See Seven Cities, 1971
Roger Brown
American, 1941–1997
Chicago Imagist Roger Brown often recounted memories from his childhood in Alabama. He described traveling by car late at night after visiting relatives and seeing the glow of the lights from the numerous small towns they passed. Perhaps these early memories were an inspiration for the painting See Seven Cities.
As an adult Brown continued his travels, taking cross-country road trips around the United States. In the spirit of American artist Edward Hopper, whom he greatly admired, Brown’s travels provided a wealth of visual inspiration for his paintings. Brown developed a personal vocabulary of schematized forms to represent both the rural and urban landscape—influenced by his appreciation for the works of “self-taught artists.” Brown’s interest in popular culture is evident in the highly simplified cartoon-like forms and mini-sized silhouetted figures in his paintings.

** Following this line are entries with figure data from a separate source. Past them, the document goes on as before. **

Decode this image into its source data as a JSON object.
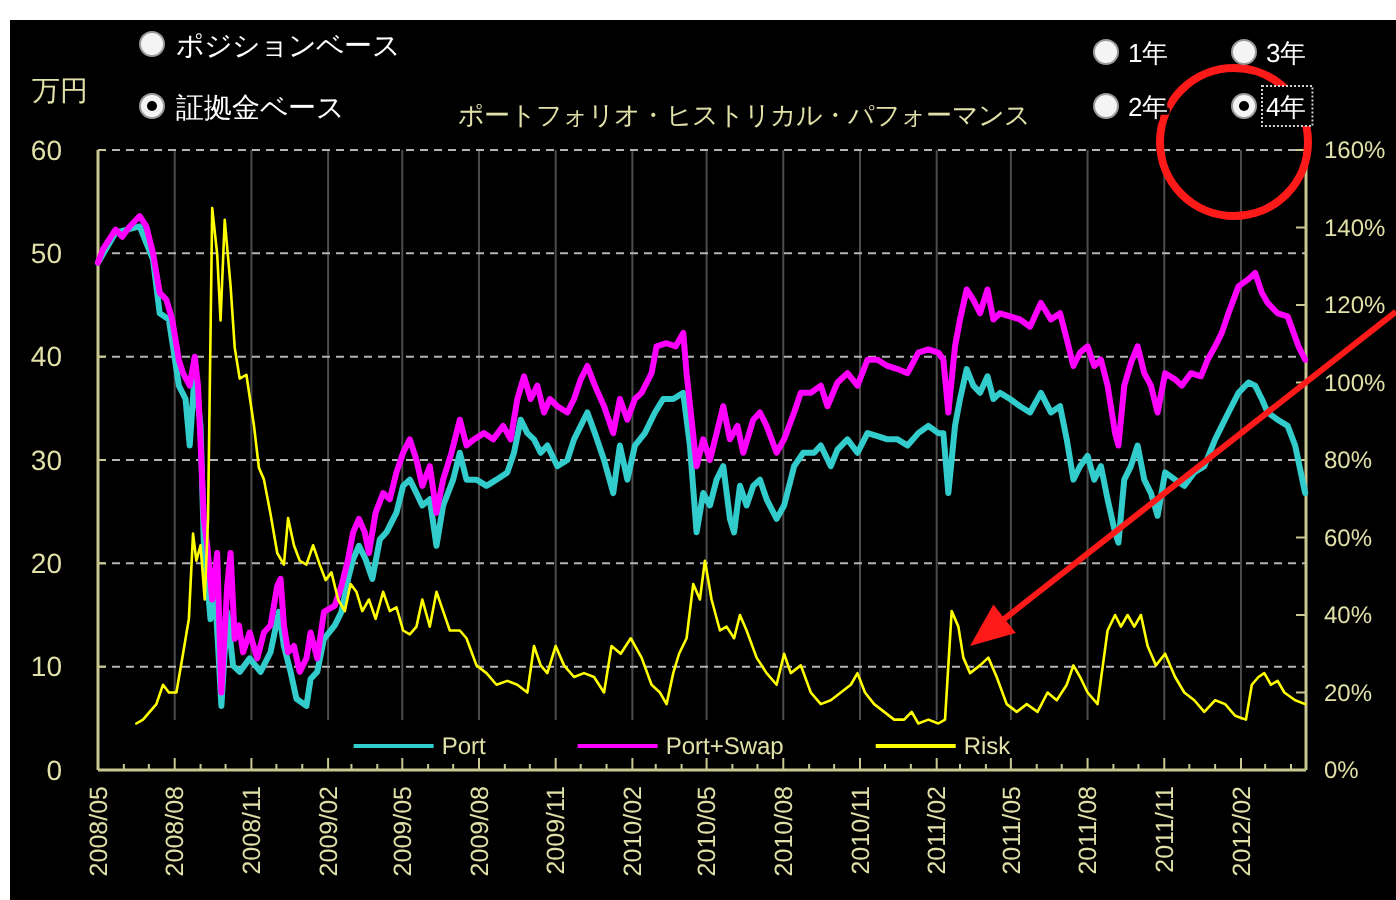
{
  "chart_data": {
    "type": "line",
    "title": "ポートフォリオ・ヒストリカル・パフォーマンス",
    "ylabel": "万円",
    "annotations": [
      "ポジションベース",
      "証拠金ベース",
      "1年",
      "3年",
      "2年",
      "4年"
    ],
    "xlim": [
      "2008-05-01",
      "2012-04-19"
    ],
    "ylim": [
      0,
      60
    ],
    "y2lim": [
      0,
      160
    ],
    "yticks": [
      0,
      10,
      20,
      30,
      40,
      50,
      60
    ],
    "y2ticks": [
      {
        "value": 0,
        "label": "0%"
      },
      {
        "value": 20,
        "label": "20%"
      },
      {
        "value": 40,
        "label": "40%"
      },
      {
        "value": 60,
        "label": "60%"
      },
      {
        "value": 80,
        "label": "80%"
      },
      {
        "value": 100,
        "label": "100%"
      },
      {
        "value": 120,
        "label": "120%"
      },
      {
        "value": 140,
        "label": "140%"
      },
      {
        "value": 160,
        "label": "160%"
      }
    ],
    "xticks": [
      {
        "value": "2008-05",
        "label": "2008/05"
      },
      {
        "value": "2008-06",
        "label": null
      },
      {
        "value": "2008-07",
        "label": null
      },
      {
        "value": "2008-08",
        "label": "2008/08"
      },
      {
        "value": "2008-09",
        "label": null
      },
      {
        "value": "2008-10",
        "label": null
      },
      {
        "value": "2008-11",
        "label": "2008/11"
      },
      {
        "value": "2008-12",
        "label": null
      },
      {
        "value": "2009-01",
        "label": null
      },
      {
        "value": "2009-02",
        "label": "2009/02"
      },
      {
        "value": "2009-03",
        "label": null
      },
      {
        "value": "2009-04",
        "label": null
      },
      {
        "value": "2009-05",
        "label": "2009/05"
      },
      {
        "value": "2009-06",
        "label": null
      },
      {
        "value": "2009-07",
        "label": null
      },
      {
        "value": "2009-08",
        "label": "2009/08"
      },
      {
        "value": "2009-09",
        "label": null
      },
      {
        "value": "2009-10",
        "label": null
      },
      {
        "value": "2009-11",
        "label": "2009/11"
      },
      {
        "value": "2009-12",
        "label": null
      },
      {
        "value": "2010-01",
        "label": null
      },
      {
        "value": "2010-02",
        "label": "2010/02"
      },
      {
        "value": "2010-03",
        "label": null
      },
      {
        "value": "2010-04",
        "label": null
      },
      {
        "value": "2010-05",
        "label": "2010/05"
      },
      {
        "value": "2010-06",
        "label": null
      },
      {
        "value": "2010-07",
        "label": null
      },
      {
        "value": "2010-08",
        "label": "2010/08"
      },
      {
        "value": "2010-09",
        "label": null
      },
      {
        "value": "2010-10",
        "label": null
      },
      {
        "value": "2010-11",
        "label": "2010/11"
      },
      {
        "value": "2010-12",
        "label": null
      },
      {
        "value": "2011-01",
        "label": null
      },
      {
        "value": "2011-02",
        "label": "2011/02"
      },
      {
        "value": "2011-03",
        "label": null
      },
      {
        "value": "2011-04",
        "label": null
      },
      {
        "value": "2011-05",
        "label": "2011/05"
      },
      {
        "value": "2011-06",
        "label": null
      },
      {
        "value": "2011-07",
        "label": null
      },
      {
        "value": "2011-08",
        "label": "2011/08"
      },
      {
        "value": "2011-09",
        "label": null
      },
      {
        "value": "2011-10",
        "label": null
      },
      {
        "value": "2011-11",
        "label": "2011/11"
      },
      {
        "value": "2011-12",
        "label": null
      },
      {
        "value": "2012-01",
        "label": null
      },
      {
        "value": "2012-02",
        "label": "2012/02"
      },
      {
        "value": "2012-03",
        "label": null
      },
      {
        "value": "2012-04",
        "label": null
      }
    ],
    "grid": true,
    "legend": "bottom",
    "series": [
      {
        "name": "Port",
        "color": "#33cccc",
        "x": [
          "2008-05-01",
          "2008-05-22",
          "2008-06-20",
          "2008-07-06",
          "2008-07-14",
          "2008-07-25",
          "2008-08-06",
          "2008-08-14",
          "2008-08-19",
          "2008-08-25",
          "2008-09-01",
          "2008-09-05",
          "2008-09-13",
          "2008-09-18",
          "2008-09-26",
          "2008-10-03",
          "2008-10-10",
          "2008-10-18",
          "2008-10-30",
          "2008-11-12",
          "2008-11-24",
          "2008-12-04",
          "2008-12-10",
          "2008-12-18",
          "2008-12-25",
          "2009-01-06",
          "2009-01-11",
          "2009-01-19",
          "2009-01-27",
          "2009-02-09",
          "2009-02-17",
          "2009-02-25",
          "2009-03-03",
          "2009-03-10",
          "2009-03-18",
          "2009-03-26",
          "2009-04-04",
          "2009-04-12",
          "2009-04-24",
          "2009-05-02",
          "2009-05-10",
          "2009-05-18",
          "2009-05-25",
          "2009-06-03",
          "2009-06-11",
          "2009-06-19",
          "2009-07-01",
          "2009-07-09",
          "2009-07-17",
          "2009-07-29",
          "2009-08-10",
          "2009-08-22",
          "2009-09-04",
          "2009-09-12",
          "2009-09-20",
          "2009-09-28",
          "2009-10-06",
          "2009-10-14",
          "2009-10-22",
          "2009-11-03",
          "2009-11-15",
          "2009-11-23",
          "2009-12-01",
          "2009-12-09",
          "2009-12-18",
          "2009-12-29",
          "2010-01-09",
          "2010-01-17",
          "2010-01-26",
          "2010-02-04",
          "2010-02-16",
          "2010-02-28",
          "2010-03-10",
          "2010-03-22",
          "2010-04-03",
          "2010-04-11",
          "2010-04-19",
          "2010-04-27",
          "2010-05-05",
          "2010-05-13",
          "2010-05-21",
          "2010-05-29",
          "2010-06-03",
          "2010-06-10",
          "2010-06-18",
          "2010-06-26",
          "2010-07-04",
          "2010-07-12",
          "2010-07-24",
          "2010-08-02",
          "2010-08-14",
          "2010-08-25",
          "2010-09-07",
          "2010-09-15",
          "2010-09-27",
          "2010-10-05",
          "2010-10-17",
          "2010-10-29",
          "2010-11-10",
          "2010-11-22",
          "2010-12-04",
          "2010-12-16",
          "2010-12-28",
          "2011-01-10",
          "2011-01-22",
          "2011-02-03",
          "2011-02-09",
          "2011-02-15",
          "2011-02-23",
          "2011-03-01",
          "2011-03-09",
          "2011-03-17",
          "2011-03-25",
          "2011-04-03",
          "2011-04-10",
          "2011-04-18",
          "2011-04-30",
          "2011-05-12",
          "2011-05-24",
          "2011-06-06",
          "2011-06-18",
          "2011-06-29",
          "2011-07-07",
          "2011-07-15",
          "2011-07-23",
          "2011-08-01",
          "2011-08-09",
          "2011-08-17",
          "2011-08-25",
          "2011-09-03",
          "2011-09-07",
          "2011-09-14",
          "2011-09-22",
          "2011-09-30",
          "2011-10-08",
          "2011-10-16",
          "2011-10-24",
          "2011-11-02",
          "2011-11-14",
          "2011-11-25",
          "2011-12-07",
          "2011-12-19",
          "2012-01-01",
          "2012-01-09",
          "2012-01-17",
          "2012-01-29",
          "2012-02-10",
          "2012-02-18",
          "2012-02-26",
          "2012-03-04",
          "2012-03-16",
          "2012-03-28",
          "2012-04-06",
          "2012-04-18"
        ],
        "values": [
          49.1,
          52,
          52.6,
          49.4,
          44.2,
          43.6,
          37.2,
          35.9,
          31.4,
          38.4,
          33.3,
          21.7,
          14.6,
          17.8,
          6.2,
          15.3,
          10.1,
          9.5,
          10.8,
          9.5,
          11.4,
          15.3,
          12,
          9.5,
          6.9,
          6.2,
          8.8,
          9.5,
          12.7,
          14,
          15.3,
          18.5,
          20.4,
          21.7,
          20.4,
          18.5,
          22.3,
          23,
          24.9,
          27.5,
          28.1,
          26.8,
          25.6,
          26.2,
          21.7,
          25.6,
          28.1,
          30.7,
          28.1,
          28.1,
          27.5,
          28.1,
          28.8,
          30.7,
          33.9,
          32.6,
          32,
          30.7,
          31.4,
          29.4,
          30,
          32,
          33.3,
          34.6,
          32.6,
          30,
          26.8,
          31.4,
          28.1,
          31.4,
          32.6,
          34.6,
          35.9,
          35.9,
          36.5,
          31.4,
          23,
          26.8,
          25.6,
          28.1,
          29.4,
          24.3,
          23,
          27.5,
          25.6,
          27.5,
          28.1,
          26.2,
          24.3,
          25.6,
          29.4,
          30.7,
          30.7,
          31.4,
          29.4,
          31,
          32,
          30.7,
          32.6,
          32.3,
          32,
          32,
          31.4,
          32.6,
          33.3,
          32.6,
          32.6,
          26.8,
          33.3,
          35.9,
          38.8,
          37.2,
          36.5,
          38.1,
          35.9,
          36.5,
          35.9,
          35.2,
          34.6,
          36.5,
          34.6,
          35.2,
          32,
          28.1,
          29.4,
          30.4,
          28.1,
          29.4,
          26.2,
          23,
          22,
          28.1,
          29.4,
          31.4,
          28.1,
          26.8,
          24.6,
          28.8,
          28.1,
          27.5,
          28.8,
          29.4,
          32,
          33.3,
          34.6,
          36.5,
          37.5,
          37.2,
          35.9,
          34.6,
          33.9,
          33.3,
          31.4,
          26.8
        ]
      },
      {
        "name": "Port+Swap",
        "color": "#ff00ff",
        "x": [
          "2008-05-01",
          "2008-05-07",
          "2008-05-22",
          "2008-05-30",
          "2008-06-08",
          "2008-06-20",
          "2008-06-28",
          "2008-07-06",
          "2008-07-14",
          "2008-07-22",
          "2008-07-29",
          "2008-08-06",
          "2008-08-11",
          "2008-08-19",
          "2008-08-25",
          "2008-08-29",
          "2008-09-05",
          "2008-09-09",
          "2008-09-15",
          "2008-09-21",
          "2008-09-26",
          "2008-10-03",
          "2008-10-07",
          "2008-10-12",
          "2008-10-17",
          "2008-10-22",
          "2008-10-30",
          "2008-11-08",
          "2008-11-16",
          "2008-11-24",
          "2008-12-02",
          "2008-12-06",
          "2008-12-10",
          "2008-12-15",
          "2008-12-22",
          "2008-12-29",
          "2009-01-06",
          "2009-01-11",
          "2009-01-19",
          "2009-01-27",
          "2009-02-09",
          "2009-02-17",
          "2009-02-25",
          "2009-03-03",
          "2009-03-10",
          "2009-03-17",
          "2009-03-22",
          "2009-03-30",
          "2009-04-08",
          "2009-04-16",
          "2009-04-24",
          "2009-05-02",
          "2009-05-10",
          "2009-05-18",
          "2009-05-25",
          "2009-06-03",
          "2009-06-11",
          "2009-06-19",
          "2009-06-29",
          "2009-07-09",
          "2009-07-17",
          "2009-07-26",
          "2009-08-07",
          "2009-08-18",
          "2009-08-30",
          "2009-09-08",
          "2009-09-16",
          "2009-09-24",
          "2009-10-02",
          "2009-10-10",
          "2009-10-18",
          "2009-10-25",
          "2009-11-03",
          "2009-11-15",
          "2009-11-23",
          "2009-12-01",
          "2009-12-09",
          "2009-12-18",
          "2009-12-29",
          "2010-01-09",
          "2010-01-17",
          "2010-01-26",
          "2010-02-04",
          "2010-02-12",
          "2010-02-24",
          "2010-03-02",
          "2010-03-14",
          "2010-03-25",
          "2010-04-03",
          "2010-04-07",
          "2010-04-19",
          "2010-04-27",
          "2010-05-05",
          "2010-05-13",
          "2010-05-21",
          "2010-05-29",
          "2010-06-07",
          "2010-06-14",
          "2010-06-26",
          "2010-07-04",
          "2010-07-12",
          "2010-07-24",
          "2010-08-02",
          "2010-08-14",
          "2010-08-22",
          "2010-09-03",
          "2010-09-15",
          "2010-09-23",
          "2010-10-05",
          "2010-10-17",
          "2010-10-29",
          "2010-11-10",
          "2010-11-22",
          "2010-12-04",
          "2010-12-16",
          "2010-12-28",
          "2011-01-10",
          "2011-01-22",
          "2011-02-03",
          "2011-02-09",
          "2011-02-15",
          "2011-02-23",
          "2011-03-01",
          "2011-03-09",
          "2011-03-17",
          "2011-03-25",
          "2011-04-03",
          "2011-04-10",
          "2011-04-18",
          "2011-04-30",
          "2011-05-12",
          "2011-05-24",
          "2011-06-06",
          "2011-06-18",
          "2011-06-29",
          "2011-07-07",
          "2011-07-15",
          "2011-07-23",
          "2011-08-01",
          "2011-08-09",
          "2011-08-17",
          "2011-08-25",
          "2011-09-03",
          "2011-09-07",
          "2011-09-14",
          "2011-09-22",
          "2011-09-30",
          "2011-10-08",
          "2011-10-16",
          "2011-10-24",
          "2011-11-02",
          "2011-11-14",
          "2011-11-22",
          "2011-12-03",
          "2011-12-15",
          "2011-12-23",
          "2012-01-01",
          "2012-01-09",
          "2012-01-17",
          "2012-01-29",
          "2012-02-10",
          "2012-02-18",
          "2012-02-26",
          "2012-03-04",
          "2012-03-16",
          "2012-03-28",
          "2012-04-10",
          "2012-04-18"
        ],
        "values": [
          49.1,
          50.4,
          52.3,
          51.6,
          52.6,
          53.6,
          52.6,
          50,
          46.2,
          45.5,
          43.6,
          39.7,
          38.4,
          37.2,
          40,
          37.2,
          24.3,
          21.7,
          16.5,
          21,
          7.5,
          17.8,
          21,
          12.7,
          14,
          11.4,
          13.3,
          10.8,
          13.3,
          14,
          17.8,
          18.5,
          14,
          11.4,
          12,
          9.5,
          10.8,
          13.3,
          10.8,
          15.3,
          15.9,
          17.8,
          20.4,
          23,
          24.3,
          23,
          21,
          24.9,
          26.8,
          26.2,
          28.8,
          30.7,
          32,
          30,
          27.5,
          29.4,
          24.9,
          28.1,
          30.7,
          33.9,
          31.4,
          32,
          32.6,
          32,
          33.3,
          32,
          35.9,
          38.1,
          35.9,
          37.2,
          34.6,
          35.9,
          35.2,
          34.6,
          35.9,
          37.8,
          39.1,
          37.2,
          35.2,
          32.6,
          35.9,
          33.9,
          35.9,
          36.5,
          38.4,
          41,
          41.3,
          41,
          42.3,
          38.4,
          29.4,
          32,
          30,
          32.6,
          35.2,
          32,
          33.3,
          30.7,
          33.9,
          34.6,
          33.3,
          30.7,
          32,
          34.6,
          36.5,
          36.5,
          37.2,
          35.2,
          37.5,
          38.4,
          37.2,
          39.7,
          39.7,
          39.1,
          38.8,
          38.4,
          40.4,
          40.7,
          40.4,
          39.7,
          34.6,
          41,
          43.6,
          46.5,
          45.5,
          44.2,
          46.5,
          43.6,
          44.2,
          43.9,
          43.6,
          42.9,
          45.2,
          43.6,
          44.2,
          41.7,
          39.1,
          40.4,
          41,
          39.1,
          39.7,
          37.2,
          32.6,
          31.4,
          37.2,
          39.4,
          41,
          38.4,
          37.2,
          34.6,
          38.4,
          37.8,
          37.2,
          38.4,
          38.1,
          39.7,
          41,
          42.3,
          44.2,
          46.8,
          47.5,
          48.1,
          46.2,
          45.2,
          44.2,
          43.9,
          41,
          39.7
        ]
      },
      {
        "name": "Risk",
        "color": "#ffff00",
        "axis": "y2",
        "x": [
          "2008-06-16",
          "2008-06-24",
          "2008-07-02",
          "2008-07-10",
          "2008-07-18",
          "2008-07-25",
          "2008-08-03",
          "2008-08-11",
          "2008-08-18",
          "2008-08-23",
          "2008-08-27",
          "2008-09-01",
          "2008-09-06",
          "2008-09-10",
          "2008-09-15",
          "2008-09-21",
          "2008-09-25",
          "2008-09-30",
          "2008-10-07",
          "2008-10-12",
          "2008-10-18",
          "2008-10-26",
          "2008-11-04",
          "2008-11-10",
          "2008-11-16",
          "2008-11-24",
          "2008-12-02",
          "2008-12-10",
          "2008-12-15",
          "2008-12-22",
          "2008-12-29",
          "2009-01-06",
          "2009-01-14",
          "2009-01-22",
          "2009-01-29",
          "2009-02-05",
          "2009-02-13",
          "2009-02-21",
          "2009-02-28",
          "2009-03-07",
          "2009-03-14",
          "2009-03-22",
          "2009-03-30",
          "2009-04-08",
          "2009-04-16",
          "2009-04-24",
          "2009-05-02",
          "2009-05-10",
          "2009-05-18",
          "2009-05-25",
          "2009-06-03",
          "2009-06-11",
          "2009-06-19",
          "2009-06-27",
          "2009-07-09",
          "2009-07-17",
          "2009-07-29",
          "2009-08-10",
          "2009-08-22",
          "2009-09-04",
          "2009-09-16",
          "2009-09-28",
          "2009-10-06",
          "2009-10-14",
          "2009-10-22",
          "2009-11-01",
          "2009-11-11",
          "2009-11-23",
          "2009-12-05",
          "2009-12-17",
          "2009-12-29",
          "2010-01-07",
          "2010-01-18",
          "2010-01-30",
          "2010-02-12",
          "2010-02-24",
          "2010-03-06",
          "2010-03-14",
          "2010-03-22",
          "2010-03-29",
          "2010-04-07",
          "2010-04-15",
          "2010-04-23",
          "2010-04-29",
          "2010-05-07",
          "2010-05-17",
          "2010-05-25",
          "2010-06-03",
          "2010-06-10",
          "2010-06-18",
          "2010-06-30",
          "2010-07-12",
          "2010-07-24",
          "2010-08-02",
          "2010-08-10",
          "2010-08-22",
          "2010-09-03",
          "2010-09-15",
          "2010-09-27",
          "2010-10-09",
          "2010-10-21",
          "2010-10-29",
          "2010-11-07",
          "2010-11-18",
          "2010-11-30",
          "2010-12-12",
          "2010-12-24",
          "2011-01-02",
          "2011-01-10",
          "2011-01-22",
          "2011-02-03",
          "2011-02-11",
          "2011-02-19",
          "2011-02-27",
          "2011-03-05",
          "2011-03-13",
          "2011-03-25",
          "2011-04-04",
          "2011-04-14",
          "2011-04-26",
          "2011-05-08",
          "2011-05-20",
          "2011-06-02",
          "2011-06-14",
          "2011-06-25",
          "2011-07-07",
          "2011-07-15",
          "2011-07-23",
          "2011-08-01",
          "2011-08-13",
          "2011-08-25",
          "2011-09-03",
          "2011-09-10",
          "2011-09-18",
          "2011-09-26",
          "2011-10-04",
          "2011-10-12",
          "2011-10-22",
          "2011-11-02",
          "2011-11-14",
          "2011-11-25",
          "2011-12-07",
          "2011-12-19",
          "2012-01-01",
          "2012-01-13",
          "2012-01-25",
          "2012-02-07",
          "2012-02-14",
          "2012-02-22",
          "2012-02-29",
          "2012-03-08",
          "2012-03-16",
          "2012-03-24",
          "2012-04-06",
          "2012-04-18"
        ],
        "values": [
          12,
          13,
          15,
          17,
          22,
          20,
          20,
          30,
          39,
          61,
          54,
          58,
          44,
          65,
          145,
          133,
          116,
          142,
          125,
          109,
          101,
          102,
          89,
          78,
          75,
          66,
          56,
          53,
          65,
          58,
          54,
          53,
          58,
          53,
          49,
          51,
          44,
          41,
          48,
          46,
          41,
          44,
          39,
          46,
          41,
          42,
          36,
          35,
          37,
          44,
          37,
          46,
          41,
          36,
          36,
          34,
          27,
          25,
          22,
          23,
          22,
          20,
          32,
          27,
          25,
          32,
          27,
          24,
          25,
          24,
          20,
          32,
          30,
          34,
          29,
          22,
          20,
          17,
          25,
          30,
          34,
          48,
          44,
          54,
          44,
          36,
          37,
          34,
          40,
          36,
          29,
          25,
          22,
          30,
          25,
          27,
          20,
          17,
          18,
          20,
          22,
          25,
          20,
          17,
          15,
          13,
          13,
          15,
          12,
          13,
          12,
          13,
          41,
          37,
          29,
          25,
          27,
          29,
          24,
          17,
          15,
          17,
          15,
          20,
          18,
          22,
          27,
          24,
          20,
          17,
          36,
          40,
          37,
          40,
          37,
          40,
          32,
          27,
          30,
          24,
          20,
          18,
          15,
          18,
          17,
          14,
          13,
          22,
          24,
          25,
          22,
          23,
          20,
          18,
          17
        ]
      }
    ]
  }
}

See Seven Cities transports us far beyond memory and experience into a disturbingly dream-like space. Brown creates an extraordinarily mysterious scene composed of a hauntingly empty town square in which a drama is acted out. A few silhouetted figures inhabit this enigmatic scene: a disputatious couple viewed through a large picture window and a lone female confronting a cannon. Brown paints a tunnel leading from the town square to the green and glowing seven-cities landscape to offer an escape from this eerily dangerous place.